Seine Sekretärin schaute durch die Tür: »Ron, eine ältere Dame möchte zu Ihnen.«
Brownback: »Keine Zeit.«
Nancy: »Habe ich ihr schon gesagt. Sie lässt sich aber nicht abwimmeln. Es würde nur sieben Minuten dauern. Und sie hat irgendwie eine besondere Ausstrahlung.«
Ron seufzte. »Okay, Nancy, aber nicht länger als fünf Minuten. Zur Not müssen Sie dann reinkommen und mit dem nächsten Termin wedeln.«
Die besagte Dame trat ein, lächelte gewinnend und nahm ohne Umschweife Platz an der freien Seite vom Schreibtisch. Ihr erster Satz: »Guten Tag, Sir.

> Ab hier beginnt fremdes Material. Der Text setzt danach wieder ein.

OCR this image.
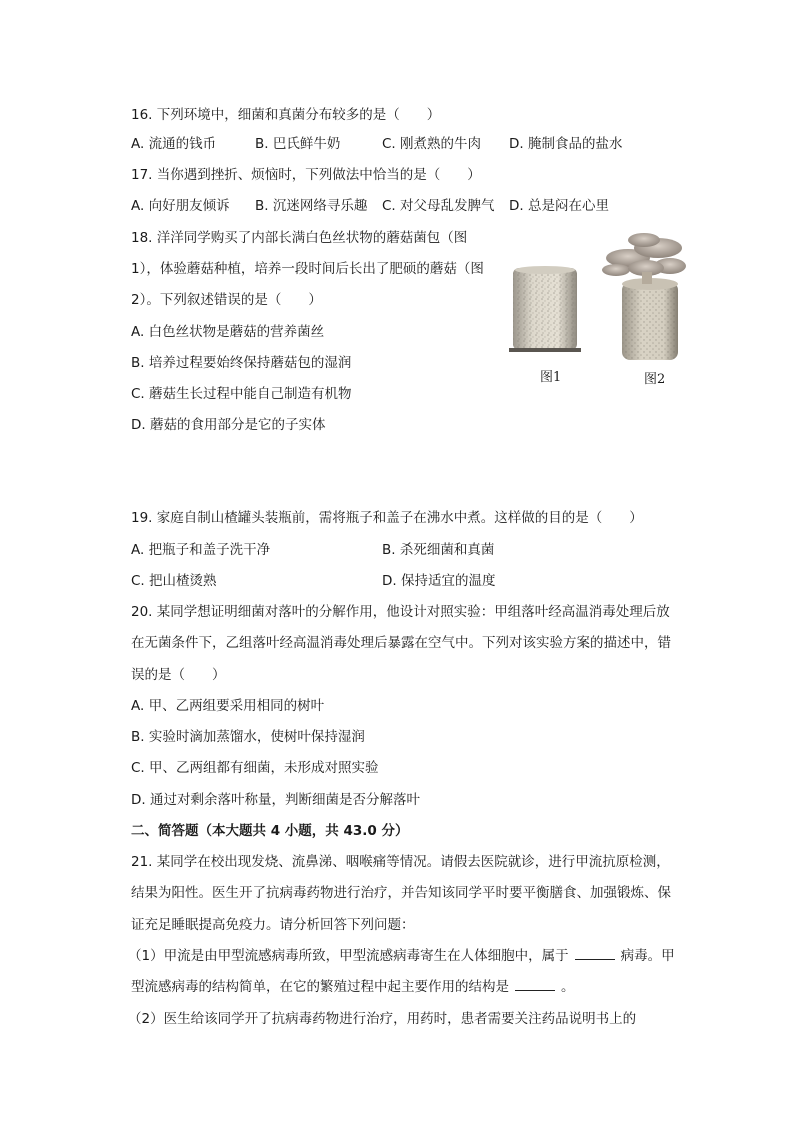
16. 下列环境中，细菌和真菌分布较多的是（　　）
A. 流通的钱币	B. 巴氏鲜牛奶	C. 刚煮熟的牛肉 D. 腌制食品的盐水
17. 当你遇到挫折、烦恼时，下列做法中恰当的是（　　）
A. 向好朋友倾诉 B. 沉迷网络寻乐趣 C. 对父母乱发脾气 D. 总是闷在心里
18. 洋洋同学购买了内部长满白色丝状物的蘑菇菌包（图
1），体验蘑菇种植，培养一段时间后长出了肥硕的蘑菇（图
2）。下列叙述错误的是（　　）
A. 白色丝状物是蘑菇的营养菌丝
B. 培养过程要始终保持蘑菇包的湿润
C. 蘑菇生长过程中能自己制造有机物
D. 蘑菇的食用部分是它的子实体
图1	图2
19. 家庭自制山楂罐头装瓶前，需将瓶子和盖子在沸水中煮。这样做的目的是（　　）
A. 把瓶子和盖子洗干净	B. 杀死细菌和真菌
C. 把山楂烫熟	D. 保持适宜的温度
20. 某同学想证明细菌对落叶的分解作用，他设计对照实验：甲组落叶经高温消毒处理后放
在无菌条件下，乙组落叶经高温消毒处理后暴露在空气中。下列对该实验方案的描述中，错
误的是（　　）
A. 甲、乙两组要采用相同的树叶
B. 实验时滴加蒸馏水，使树叶保持湿润
C. 甲、乙两组都有细菌，未形成对照实验
D. 通过对剩余落叶称量，判断细菌是否分解落叶
二、简答题（本大题共 4 小题，共 43.0 分）
21. 某同学在校出现发烧、流鼻涕、咽喉痛等情况。请假去医院就诊，进行甲流抗原检测，
结果为阳性。医生开了抗病毒药物进行治疗，并告知该同学平时要平衡膳食、加强锻炼、保
证充足睡眠提高免疫力。请分析回答下列问题：
（1）甲流是由甲型流感病毒所致，甲型流感病毒寄生在人体细胞中，属于	病毒。甲
型流感病毒的结构简单，在它的繁殖过程中起主要作用的结构是	。
（2）医生给该同学开了抗病毒药物进行治疗，用药时，患者需要关注药品说明书上的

Ich möchte die erste Astronautin der Vereinigten Staaten werden.«
Brownback riss die Augen auf, vergaß für einen Moment zu atmen und ließ seinen Mund offen stehen. Dann schüttelte er den Kopf.
»Madam, das geht leider nicht. Die Bewerbungsfrist endete vor einer Woche.«
»Ach, für eine ausgezeichnete Kandidatin wird sich trotzdem ein Weg finden.«
»Madam, die Altersgrenze für Bewerber ist bei 34 Jahren.«
»Das mache ich durch Erfahrung wett.«
»Waren Sie denn schon mal im All?«
»Nein, aber als Pilotin bin ich um die ganze Welt geflogen.«
»Bewerben durften sich aber nur Angehörige der US-Streitkräfte.«
Die Dame überlegte kurz und stimmte ihm dann zu: »Sie wissen doch selbst, dass Frauen für den fliegenden Dienst in den Streitkräften nicht zugelassen sind.«
»Ja, und auch deshalb kann eine Bewerbung von Ihnen nicht berücksichtigt werden.« Damit glaubte Ron, das Gespräch beenden zu können. Aber er hatte nicht mit ihrer Hartnäckigkeit gerechnet.

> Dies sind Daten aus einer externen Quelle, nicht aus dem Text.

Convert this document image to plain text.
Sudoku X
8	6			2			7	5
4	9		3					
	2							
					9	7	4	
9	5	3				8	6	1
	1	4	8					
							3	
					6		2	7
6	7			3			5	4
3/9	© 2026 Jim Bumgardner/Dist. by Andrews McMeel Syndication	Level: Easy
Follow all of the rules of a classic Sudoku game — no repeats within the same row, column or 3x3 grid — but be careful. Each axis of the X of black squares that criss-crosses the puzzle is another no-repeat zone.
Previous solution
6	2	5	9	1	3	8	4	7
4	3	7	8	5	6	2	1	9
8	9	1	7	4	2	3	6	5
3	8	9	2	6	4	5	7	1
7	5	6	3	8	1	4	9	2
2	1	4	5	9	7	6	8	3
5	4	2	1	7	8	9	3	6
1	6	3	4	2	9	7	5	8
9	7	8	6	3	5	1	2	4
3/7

»Wie oft haben wir im All etwas vor den Russen erreicht?«
Brownback wurde kleinlaut: »Noch nie, Madam.«
Die Dame: »Sehen Sie, und ich wäre die allererste Frau im Weltraum, und zwar keine Russin, sondern eine waschechte Yankee! Will sich die NASA diese Chance entgehen lassen? Außerdem wäre ich die erste Person im All, die schon die 60 überschritten hat. Zwei 'Firsts' in einer Mission!«
Ron dachte einen Moment nach: »Das stimmt. Andererseits – so etwas können wir unseren Jungs nicht antun. Was denken Sie, wie die reagieren, wenn wir ihnen eine Frau vorziehen, die ihre Mutter sein könnte?«
»Bitte, geben Sie mir eine Chance! Sie können mich bei allen Tests genau so fordern wie die jungen Männer.«
In dem Moment klopfte Nancy und öffnete gleichzeitig die Tür: »Sir, der Präsident erwartet Sie sofort in seinem Büro!« Ron schaute zur Besucherin: »Sie sehen, es geht einfach nicht, Frau …?«
»Earhart, Sir.«
Jetzt war Brownback überrascht: »Earhart? Sind Sie etwa mit Amelia Earhart verwandt?«
»Ich bin die Schwester ihrer Schwester. Auf Wiedersehen.« Schon war sie verschwunden.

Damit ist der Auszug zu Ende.